The Commission’s investigation into anti-competitive agreements between Germany’s Delivery Hero and Spain’s Glovo, two of Europe’s largest food delivery companies, has seen the companies slapped with a total fine of €329 million.
The companies were found to have violated EU competition rules by participating in a cartel that manipulated the online ordering and delivery of food, groceries and other daily consumer goods.
This case sets an important precedent, as it's the first time the EU has sanctioned the anti-competitive use of a minority shareholding, highlighting how small stakes in a competing business can be misused to restrict competition.
“Of course, owning a stake in a competitor is not illegal. But it may be problematic when that stake is used to gain inside information and influence decisions in ways that can harm competition,” said the Commission’s executive vice president in charge of competition, Teresa Ribera.
It is also the first case of EU antitrust enforcement concerning labour markets, as the Commission found that the cartel between Delivery Hero and Glovo included agreements not to hire or poach each other’s employees - practices that, according to the EU executive, reduce job opportunities for workers.
“This investigation shows that competition rules aren't just about keeping prices down,” said Ribera, adding that EU antitrust rules also help ensure “a fair labour market where employers compete for talent and do not collude to limit the number and quality and opportunities for workers.”
Minor stakes, major fines
Beginning in July 2018, Delivery Hero acquired a minority share in Glovo, which it gradually increased through further investments. Four years later, in 2022, it gained sole control over Glovo.

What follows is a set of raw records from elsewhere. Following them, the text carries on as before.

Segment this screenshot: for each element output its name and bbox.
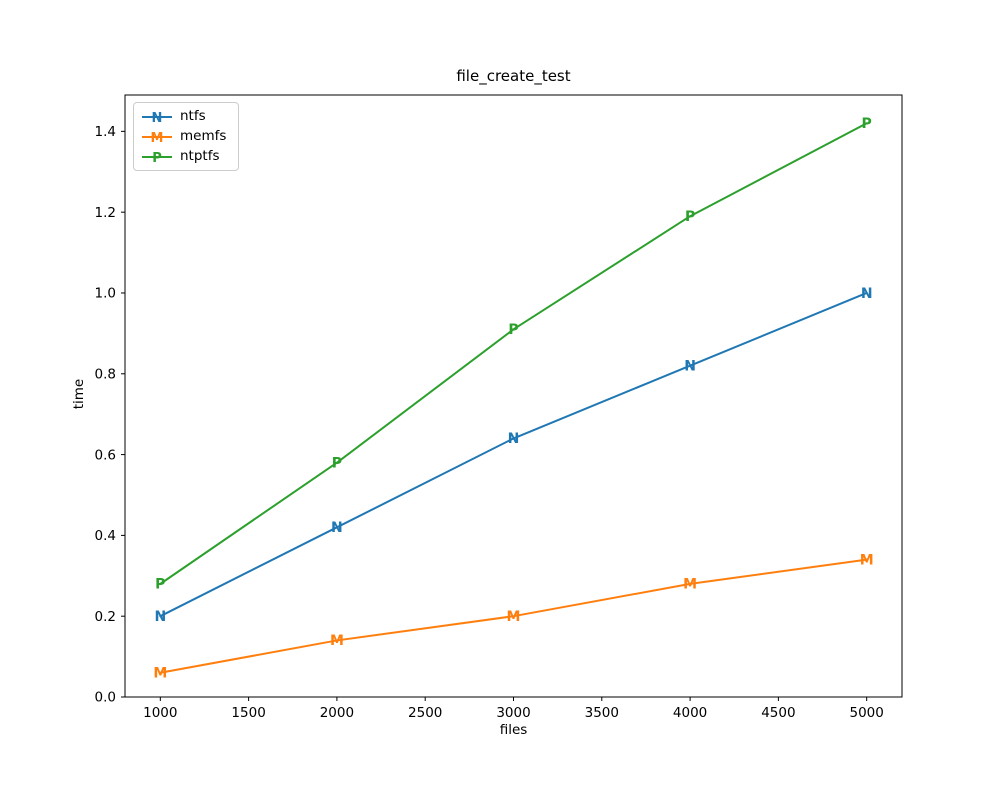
marker-ntfs: N [508, 431, 520, 447]
x-tick-label: 4000 [673, 705, 707, 721]
x-tick-label: 2500 [408, 705, 442, 721]
series-line-memfs [159, 558, 868, 674]
legend-item-ntptfs: P ntptfs [141, 148, 226, 165]
y-tick-label: 0.6 [95, 447, 116, 463]
legend-swatch-ntfs: N [142, 110, 172, 125]
legend-marker-letter: P [152, 150, 162, 164]
marker-ntfs: N [861, 286, 873, 302]
legend-label: ntfs [180, 108, 206, 124]
x-tick-label: 1000 [143, 705, 177, 721]
marker-memfs: M [860, 552, 874, 568]
marker-memfs: M [330, 633, 344, 649]
marker-memfs: M [507, 609, 521, 625]
marker-ntfs: N [154, 609, 166, 625]
y-axis-label: time [71, 378, 87, 410]
marker-ntfs: N [331, 520, 343, 536]
series-line-ntptfs [159, 122, 868, 585]
x-tick-label: 1500 [231, 705, 265, 721]
legend-item-ntfs: N ntfs [141, 108, 226, 125]
series-line-ntfs [159, 291, 868, 618]
legend-label: memfs [180, 128, 227, 144]
y-tick-label: 0.0 [95, 690, 116, 706]
x-tick-label: 3500 [585, 705, 619, 721]
x-tick-label: 4500 [761, 705, 795, 721]
marker-memfs: M [153, 666, 167, 682]
chart-title: file_create_test [456, 67, 571, 85]
y-tick-label: 0.8 [95, 366, 116, 382]
legend-swatch-memfs: M [142, 130, 172, 145]
marker-ntfs: N [684, 358, 696, 374]
x-axis-label: files [499, 722, 528, 738]
legend-label: ntptfs [180, 148, 220, 164]
legend-marker-letter: N [152, 110, 163, 124]
axes-frame [124, 94, 903, 698]
y-tick-label: 1.0 [95, 286, 116, 302]
marker-ntptfs: P [332, 455, 342, 471]
x-tick-label: 3000 [496, 705, 530, 721]
y-tick-label: 1.4 [95, 124, 116, 140]
legend-swatch-ntptfs: P [142, 150, 172, 165]
legend: N ntfs M memfs P ntptfs [133, 102, 240, 171]
marker-ntptfs: P [862, 116, 872, 132]
x-tick-label: 2000 [320, 705, 354, 721]
legend-item-memfs: M memfs [141, 128, 226, 145]
y-tick-label: 0.4 [95, 528, 116, 544]
legend-marker-letter: M [151, 130, 164, 144]
y-tick-label: 0.2 [95, 609, 116, 625]
marker-memfs: M [683, 577, 697, 593]
y-tick-label: 1.2 [95, 205, 116, 221]
marker-ntptfs: P [508, 322, 518, 338]
marker-ntptfs: P [155, 577, 165, 593]
x-tick-label: 5000 [850, 705, 884, 721]
marker-ntptfs: P [685, 209, 695, 225]
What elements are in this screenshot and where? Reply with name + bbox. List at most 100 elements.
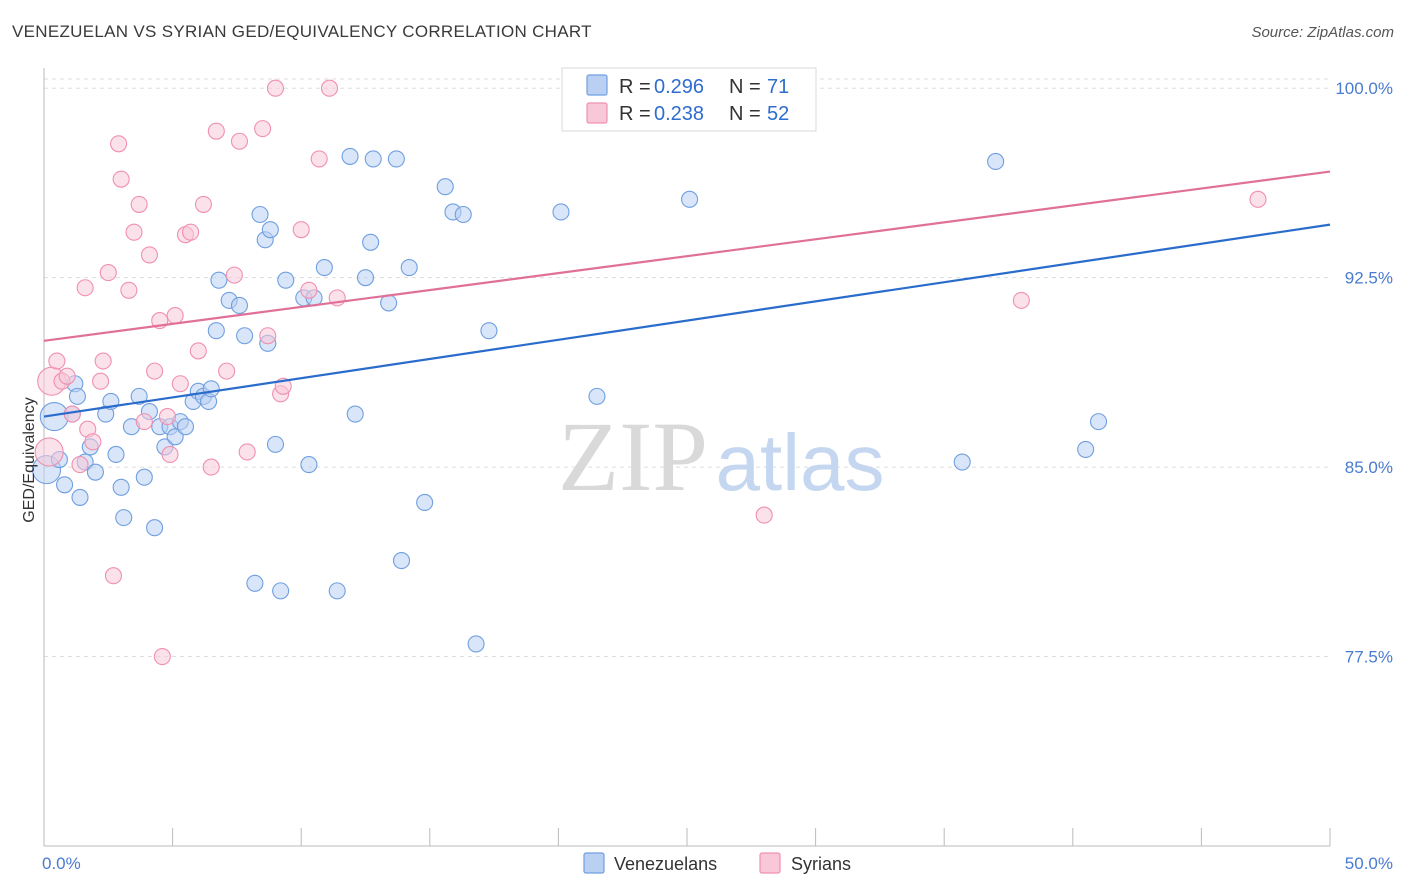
point-syrians-43 bbox=[292, 221, 310, 239]
point-syrians-23 bbox=[153, 648, 171, 666]
x-tick-label-min: 0.0% bbox=[42, 854, 81, 873]
gridlines bbox=[44, 78, 1330, 658]
point-venezuelans-55 bbox=[380, 294, 398, 312]
point-syrians-6 bbox=[71, 456, 89, 474]
point-venezuelans-20 bbox=[146, 519, 164, 537]
point-syrians-24 bbox=[158, 408, 177, 426]
watermark: ZIP atlas bbox=[558, 401, 884, 512]
legend-r-label-1: R = bbox=[619, 76, 651, 98]
point-syrians-30 bbox=[189, 342, 207, 360]
point-venezuelans-24 bbox=[166, 428, 184, 446]
watermark-atlas: atlas bbox=[716, 418, 885, 507]
point-venezuelans-32 bbox=[207, 322, 225, 340]
x-tick-label-max: 50.0% bbox=[1345, 854, 1393, 873]
point-venezuelans-36 bbox=[236, 327, 254, 345]
point-syrians-16 bbox=[120, 281, 138, 299]
point-syrians-19 bbox=[135, 413, 153, 431]
y-tick-label-1: 85.0% bbox=[1345, 458, 1393, 477]
y-tick-label-3: 100.0% bbox=[1335, 79, 1393, 98]
point-syrians-46 bbox=[320, 79, 339, 97]
point-syrians-45 bbox=[310, 150, 328, 168]
trend-line-syrians bbox=[43, 170, 1331, 342]
point-venezuelans-58 bbox=[400, 259, 418, 277]
point-venezuelans-63 bbox=[467, 635, 485, 653]
point-syrians-44 bbox=[300, 281, 318, 299]
point-syrians-17 bbox=[125, 223, 143, 241]
point-venezuelans-67 bbox=[681, 190, 699, 208]
point-venezuelans-43 bbox=[272, 582, 290, 600]
point-syrians-33 bbox=[207, 122, 225, 140]
point-syrians-11 bbox=[94, 352, 112, 370]
legend-bottom-label-syrians: Syrians bbox=[791, 854, 851, 874]
point-syrians-14 bbox=[110, 135, 128, 153]
point-syrians-39 bbox=[259, 327, 277, 345]
point-venezuelans-38 bbox=[251, 205, 269, 224]
point-venezuelans-64 bbox=[480, 322, 498, 340]
point-venezuelans-15 bbox=[115, 509, 133, 527]
legend-r-value-1: 0.296 bbox=[654, 76, 704, 98]
point-syrians-32 bbox=[202, 458, 220, 476]
legend-bottom-swatch-venezuelans bbox=[583, 852, 605, 874]
point-venezuelans-52 bbox=[356, 269, 375, 287]
point-venezuelans-13 bbox=[107, 445, 125, 464]
data-points bbox=[32, 79, 1267, 666]
point-venezuelans-37 bbox=[246, 574, 264, 592]
legend-swatch-venezuelans bbox=[586, 74, 608, 96]
point-venezuelans-17 bbox=[130, 387, 148, 405]
point-syrians-2 bbox=[48, 352, 66, 370]
point-venezuelans-7 bbox=[71, 488, 89, 506]
point-venezuelans-69 bbox=[987, 152, 1005, 171]
point-venezuelans-18 bbox=[135, 468, 153, 486]
watermark-zip: ZIP bbox=[558, 401, 708, 512]
point-syrians-34 bbox=[218, 362, 236, 380]
point-syrians-10 bbox=[92, 372, 110, 390]
point-venezuelans-26 bbox=[176, 418, 195, 436]
point-venezuelans-41 bbox=[261, 221, 279, 239]
point-venezuelans-33 bbox=[210, 271, 228, 289]
tick-labels: 77.5% 85.0% 92.5% 100.0% 0.0% 50.0% bbox=[42, 79, 1393, 873]
source-label: Source: ZipAtlas.com bbox=[1251, 24, 1394, 41]
point-venezuelans-51 bbox=[346, 405, 364, 423]
point-venezuelans-60 bbox=[436, 178, 454, 196]
point-syrians-0 bbox=[34, 437, 64, 467]
point-syrians-12 bbox=[99, 264, 117, 282]
point-venezuelans-70 bbox=[1077, 440, 1095, 458]
point-venezuelans-44 bbox=[277, 271, 295, 289]
point-venezuelans-50 bbox=[341, 147, 359, 165]
point-syrians-37 bbox=[238, 443, 256, 461]
point-syrians-4 bbox=[58, 367, 76, 385]
point-syrians-13 bbox=[104, 567, 122, 585]
legend-r-value-2: 0.238 bbox=[654, 103, 704, 125]
legend-n-label-1: N = bbox=[729, 76, 761, 98]
point-venezuelans-35 bbox=[230, 296, 249, 314]
point-syrians-49 bbox=[755, 506, 773, 524]
point-syrians-38 bbox=[254, 120, 272, 138]
point-syrians-31 bbox=[194, 195, 213, 213]
trend-lines bbox=[43, 170, 1331, 418]
legend-n-value-1: 71 bbox=[767, 76, 789, 98]
point-venezuelans-53 bbox=[362, 233, 380, 251]
point-syrians-20 bbox=[140, 246, 159, 264]
point-syrians-18 bbox=[130, 195, 148, 213]
legend-n-label-2: N = bbox=[729, 103, 761, 125]
point-syrians-25 bbox=[161, 445, 179, 464]
y-axis-label: GED/Equivalency bbox=[21, 397, 38, 522]
point-venezuelans-48 bbox=[315, 259, 333, 277]
point-venezuelans-59 bbox=[416, 493, 434, 512]
point-syrians-50 bbox=[1012, 291, 1030, 309]
point-venezuelans-31 bbox=[202, 380, 220, 398]
legend-r-label-2: R = bbox=[619, 103, 651, 125]
point-syrians-9 bbox=[84, 433, 102, 451]
point-venezuelans-46 bbox=[300, 456, 318, 474]
point-syrians-40 bbox=[266, 79, 285, 97]
point-syrians-51 bbox=[1249, 190, 1267, 208]
point-venezuelans-62 bbox=[454, 205, 472, 224]
point-syrians-7 bbox=[76, 279, 94, 297]
point-venezuelans-66 bbox=[588, 387, 606, 405]
point-syrians-27 bbox=[171, 375, 189, 393]
legend-bottom-label-venezuelans: Venezuelans bbox=[614, 854, 717, 874]
y-tick-label-0: 77.5% bbox=[1345, 648, 1393, 667]
point-venezuelans-56 bbox=[387, 150, 405, 168]
point-syrians-26 bbox=[166, 306, 184, 325]
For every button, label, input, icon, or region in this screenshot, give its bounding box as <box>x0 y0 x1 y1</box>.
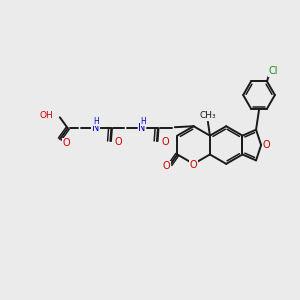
Text: H: H <box>140 117 146 126</box>
Text: O: O <box>63 138 70 148</box>
Text: O: O <box>262 140 270 150</box>
Text: N: N <box>92 123 99 133</box>
Text: O: O <box>163 161 170 171</box>
Text: H: H <box>94 117 99 126</box>
Text: O: O <box>161 137 169 147</box>
Text: CH₃: CH₃ <box>200 111 216 120</box>
Text: OH: OH <box>39 111 53 120</box>
Text: Cl: Cl <box>268 66 278 76</box>
Text: O: O <box>115 137 122 147</box>
Text: O: O <box>190 160 197 170</box>
Text: N: N <box>138 123 146 133</box>
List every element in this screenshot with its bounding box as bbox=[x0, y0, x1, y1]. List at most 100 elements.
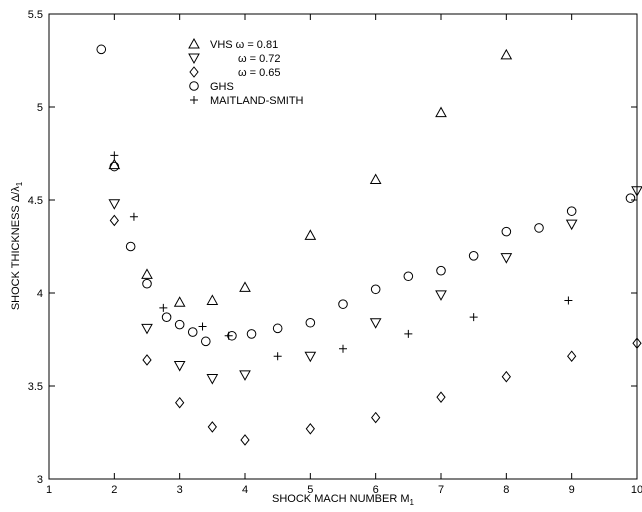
y-tick-label: 3.5 bbox=[28, 381, 43, 393]
data-point-triangle-down bbox=[173, 361, 186, 372]
data-point-triangle-up bbox=[141, 268, 153, 279]
data-point-circle bbox=[305, 317, 316, 328]
data-point-triangle-up bbox=[500, 48, 513, 60]
data-point-circle bbox=[272, 323, 283, 334]
data-point-plus bbox=[564, 296, 573, 305]
data-point-circle bbox=[403, 271, 414, 282]
x-tick-label: 5 bbox=[307, 484, 313, 496]
legend-entry: VHS ω = 0.81 bbox=[188, 37, 278, 51]
data-point-diamond bbox=[109, 214, 119, 227]
data-point-circle bbox=[96, 44, 107, 55]
x-tick-label: 1 bbox=[46, 484, 52, 496]
data-point-triangle-up bbox=[369, 173, 382, 185]
data-point-plus bbox=[190, 96, 198, 104]
data-point-plus bbox=[469, 313, 478, 322]
y-tick-label: 5 bbox=[37, 102, 43, 114]
data-point-circle bbox=[189, 81, 199, 91]
data-point-plus bbox=[129, 212, 138, 221]
data-point-diamond bbox=[501, 370, 511, 383]
tick-labels: 1 2 3 4 5 6 7 8 9 10 3 3.5 4 4.5 5 5.5 bbox=[28, 9, 642, 496]
data-point-circle bbox=[109, 161, 120, 172]
data-point-circle bbox=[436, 265, 446, 276]
data-point-circle bbox=[338, 299, 348, 309]
data-point-triangle-down bbox=[500, 253, 513, 264]
data-point-diamond bbox=[240, 434, 250, 446]
data-point-triangle-up bbox=[188, 37, 200, 49]
x-tick-label: 8 bbox=[503, 484, 509, 496]
data-point-triangle-down bbox=[239, 370, 251, 381]
data-point-diamond bbox=[142, 354, 152, 366]
data-point-diamond bbox=[189, 66, 199, 78]
data-point-plus bbox=[273, 352, 282, 361]
data-point-triangle-down bbox=[206, 374, 219, 385]
series-circle bbox=[96, 44, 636, 347]
legend-entry: ω = 0.65 bbox=[189, 66, 281, 79]
data-point-diamond bbox=[436, 391, 446, 403]
data-point-plus bbox=[159, 303, 168, 312]
data-point-triangle-down bbox=[304, 351, 317, 363]
legend-label: VHS ω = 0.81 bbox=[210, 39, 278, 51]
y-tick-label: 5.5 bbox=[28, 9, 43, 21]
legend-label: ω = 0.65 bbox=[238, 67, 281, 79]
data-point-plus bbox=[110, 151, 119, 160]
data-point-triangle-down bbox=[565, 219, 578, 231]
data-point-triangle-up bbox=[108, 158, 121, 170]
data-point-circle bbox=[534, 223, 544, 233]
legend: VHS ω = 0.81 ω = 0.72 ω = 0.65 GHS MAITLAND-… bbox=[188, 37, 304, 107]
data-point-plus bbox=[198, 322, 207, 331]
data-point-circle bbox=[625, 193, 636, 203]
x-tick-label: 4 bbox=[242, 484, 248, 496]
data-marks bbox=[96, 44, 642, 446]
x-axis-title: SHOCK MACH NUMBER M1 bbox=[272, 493, 415, 507]
series-triangle-down bbox=[108, 186, 642, 385]
data-point-triangle-up bbox=[304, 229, 317, 240]
data-point-triangle-up bbox=[206, 294, 219, 305]
data-point-diamond bbox=[305, 422, 315, 435]
data-point-plus bbox=[339, 344, 347, 353]
data-point-diamond bbox=[567, 350, 577, 363]
x-tick-label: 10 bbox=[631, 484, 642, 496]
data-point-triangle-up bbox=[239, 281, 251, 292]
data-point-diamond bbox=[632, 337, 642, 350]
series-diamond bbox=[109, 214, 642, 446]
y-tick-label: 4 bbox=[37, 288, 43, 300]
legend-label: ω = 0.72 bbox=[238, 53, 281, 65]
data-point-triangle-down bbox=[108, 199, 121, 210]
data-point-circle bbox=[142, 278, 152, 289]
data-point-circle bbox=[566, 206, 577, 216]
legend-label: GHS bbox=[210, 81, 234, 93]
data-point-triangle-down bbox=[631, 186, 642, 197]
legend-entry: GHS bbox=[189, 81, 234, 93]
y-tick-label: 3 bbox=[37, 474, 43, 486]
legend-entry: ω = 0.72 bbox=[188, 53, 281, 65]
data-point-circle bbox=[125, 241, 136, 252]
data-point-triangle-down bbox=[188, 53, 200, 65]
data-point-diamond bbox=[371, 411, 381, 424]
plot-frame bbox=[48, 13, 638, 480]
legend-label: MAITLAND-SMITH bbox=[210, 95, 304, 107]
data-point-circle bbox=[370, 284, 381, 295]
data-point-circle bbox=[501, 226, 512, 237]
axis-ticks bbox=[49, 14, 637, 479]
data-point-plus bbox=[404, 329, 413, 338]
data-point-triangle-down bbox=[369, 318, 382, 329]
x-tick-label: 6 bbox=[373, 484, 379, 496]
data-point-circle bbox=[468, 251, 479, 261]
y-tick-label: 4.5 bbox=[28, 195, 43, 207]
x-tick-label: 7 bbox=[438, 484, 444, 496]
data-point-diamond bbox=[175, 396, 185, 409]
data-point-circle bbox=[246, 329, 257, 339]
data-point-diamond bbox=[207, 421, 217, 433]
data-point-circle bbox=[174, 319, 185, 330]
y-axis-title: SHOCK THICKNESS Δ/λ1 bbox=[10, 181, 24, 310]
legend-entry: MAITLAND-SMITH bbox=[190, 95, 304, 107]
data-point-triangle-down bbox=[435, 290, 447, 301]
x-tick-label: 3 bbox=[177, 484, 183, 496]
data-point-triangle-up bbox=[435, 106, 447, 118]
series-triangle-up bbox=[108, 48, 513, 307]
data-point-triangle-down bbox=[141, 323, 153, 335]
data-point-plus bbox=[224, 331, 233, 340]
series-plus bbox=[110, 151, 573, 361]
data-point-triangle-up bbox=[173, 296, 186, 307]
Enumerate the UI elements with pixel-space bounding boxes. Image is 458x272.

In June 2022 and again in November 2023, the Commission carried out unannounced inspections at the companies’ premises as part of a self-initiated inquiry into possible collusion in the food delivery sector.
The Commission concluded that from July 2018 to July 2022, Delivery Hero and Glovo progressively dismantled competitive constraints between them and replaced normal market rivalry with layered anti-competitive coordination.
The infringement ended in 2022 when Delivery Hero formally acquired a majority stake in Glovo, making it a subsidiary.
Both companies acknowledged their involvement in the cartel and agreed to settle the case, a procedure introduced in 2008 that allows firms to accept liability and the proposed fines.
In return for cooperating and waiving certain procedural rights, both companies received a standard 10% reduction in their fines: approximately €223 million for Delivery Hero and €106 million for Glovo.
Sharing the pie

Central to the Commission’s findings was Delivery Hero’s minority shareholding in Glovo, which enabled and facilitated the unlawful coordination.
According to the investigation, this minority shareholding created a channel through which the two companies coordinated their operations and strategies.
“They exchanged sensitive information beyond what was needed for a corporate investor to protect a financial investment decision,” said the Commission’s Ribera.
The information exchanged included commercial strategies, pricing, capacity, costs, product characteristics, and the organisation of rider distribution networks.
“They discussed virtually everything. And of course, this could only lead them to potentially align their content on the market,” said a senior EU official.
The companies also divided geographic markets across Europe: They avoided entering each other’s national markets and coordinated market entries where neither was present, effectively eliminating direct competition between them.
Another major element of the infringement was the agreement not to hire or actively approach each other’s employees - the so-called ‘no-poach’ agreements, which are considered a form of purchasing cartel.
“In other words, companies stop directly competing for workers. This is not good for workers, as it is the type of agreement that suppresses wages and reduces labour mobility,” Ribera explained.
Possible developments
Ribera noted that the Commission will pay more attention to the competitive risks posed by minority shareholder agreements.
“I think it is not necessarily bad. On the contrary, it may be very good,” Ribera said about the practice, clarifying that it is reasonable for a shareholder to access relevant information to ensure sound investment decisions.
However, she drew a clear line at the misuse of sensitive information, particularly when such access goes beyond what is necessary for a shareholder and could restrict competition in a given sector.
The Commission, she said, will be vigilant in preventing such behaviour from occurring in other industries.